Rare dans la population mais non exceptionnelle, elle touche environ 10 % de l’ensemble des patients consultant en ORL pour un vertige. Si elle peut survenir à tout âge, il s’agit le plus souvent d’un adulte d’âge moyen, indifféremment homme ou femme. Habituellement unilatérale, elle peut se bilatéraliser dans 10 à 30 % des cas environ, ces chiffres étant encore discutés.

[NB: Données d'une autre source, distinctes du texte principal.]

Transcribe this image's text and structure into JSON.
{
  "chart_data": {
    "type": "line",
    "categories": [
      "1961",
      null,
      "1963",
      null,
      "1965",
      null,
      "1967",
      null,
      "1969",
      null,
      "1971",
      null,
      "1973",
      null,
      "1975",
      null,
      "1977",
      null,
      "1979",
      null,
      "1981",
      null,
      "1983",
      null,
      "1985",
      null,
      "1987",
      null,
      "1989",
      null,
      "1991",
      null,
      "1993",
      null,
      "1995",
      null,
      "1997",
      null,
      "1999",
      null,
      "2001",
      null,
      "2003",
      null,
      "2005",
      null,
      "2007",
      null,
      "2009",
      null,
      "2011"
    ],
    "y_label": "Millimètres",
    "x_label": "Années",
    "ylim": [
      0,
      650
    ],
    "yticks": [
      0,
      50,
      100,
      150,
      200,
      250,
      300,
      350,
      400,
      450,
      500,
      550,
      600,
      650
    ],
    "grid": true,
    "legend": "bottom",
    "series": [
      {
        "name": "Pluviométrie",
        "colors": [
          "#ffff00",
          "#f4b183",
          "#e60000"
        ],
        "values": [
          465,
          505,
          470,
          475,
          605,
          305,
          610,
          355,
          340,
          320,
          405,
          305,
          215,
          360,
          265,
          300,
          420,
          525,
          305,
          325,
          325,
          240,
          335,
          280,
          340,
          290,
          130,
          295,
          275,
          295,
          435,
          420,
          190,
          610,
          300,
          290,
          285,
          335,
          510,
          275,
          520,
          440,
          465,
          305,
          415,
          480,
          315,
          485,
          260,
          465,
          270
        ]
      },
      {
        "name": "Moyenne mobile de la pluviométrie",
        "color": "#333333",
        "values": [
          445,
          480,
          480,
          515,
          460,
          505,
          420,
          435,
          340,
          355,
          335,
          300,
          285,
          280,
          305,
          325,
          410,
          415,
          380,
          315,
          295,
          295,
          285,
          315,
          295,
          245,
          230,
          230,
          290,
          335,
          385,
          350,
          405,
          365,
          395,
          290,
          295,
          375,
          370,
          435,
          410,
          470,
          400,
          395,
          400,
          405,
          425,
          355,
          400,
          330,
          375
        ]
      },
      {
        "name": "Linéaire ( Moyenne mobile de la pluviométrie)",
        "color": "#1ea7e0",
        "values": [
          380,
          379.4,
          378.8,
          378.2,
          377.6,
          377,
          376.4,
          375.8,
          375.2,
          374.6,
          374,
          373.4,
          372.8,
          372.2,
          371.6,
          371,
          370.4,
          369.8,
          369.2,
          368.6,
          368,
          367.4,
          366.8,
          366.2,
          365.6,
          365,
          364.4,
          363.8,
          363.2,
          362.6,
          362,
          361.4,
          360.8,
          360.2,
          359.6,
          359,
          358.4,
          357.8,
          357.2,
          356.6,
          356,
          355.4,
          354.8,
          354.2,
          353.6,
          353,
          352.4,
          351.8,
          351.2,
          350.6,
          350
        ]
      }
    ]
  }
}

Sa cause est encore inconnue alors que, depuis plus de 70 ans, nous savons que la distension du labyrinthe membraneux encore appelé «hydrops endolymphatique» constitue son substratum histopathologique. Aussi, l’on comprendra que cette étrange mais séduisante pathologie excite la curiosité de nombreux praticiens et chercheurs. Mais, jusqu’à ce jour, elle a su fermement garder le secret de sa réelle étiologie malgré l’impressionnante quantité de travaux qui lui ont été et sont toujours consacrés.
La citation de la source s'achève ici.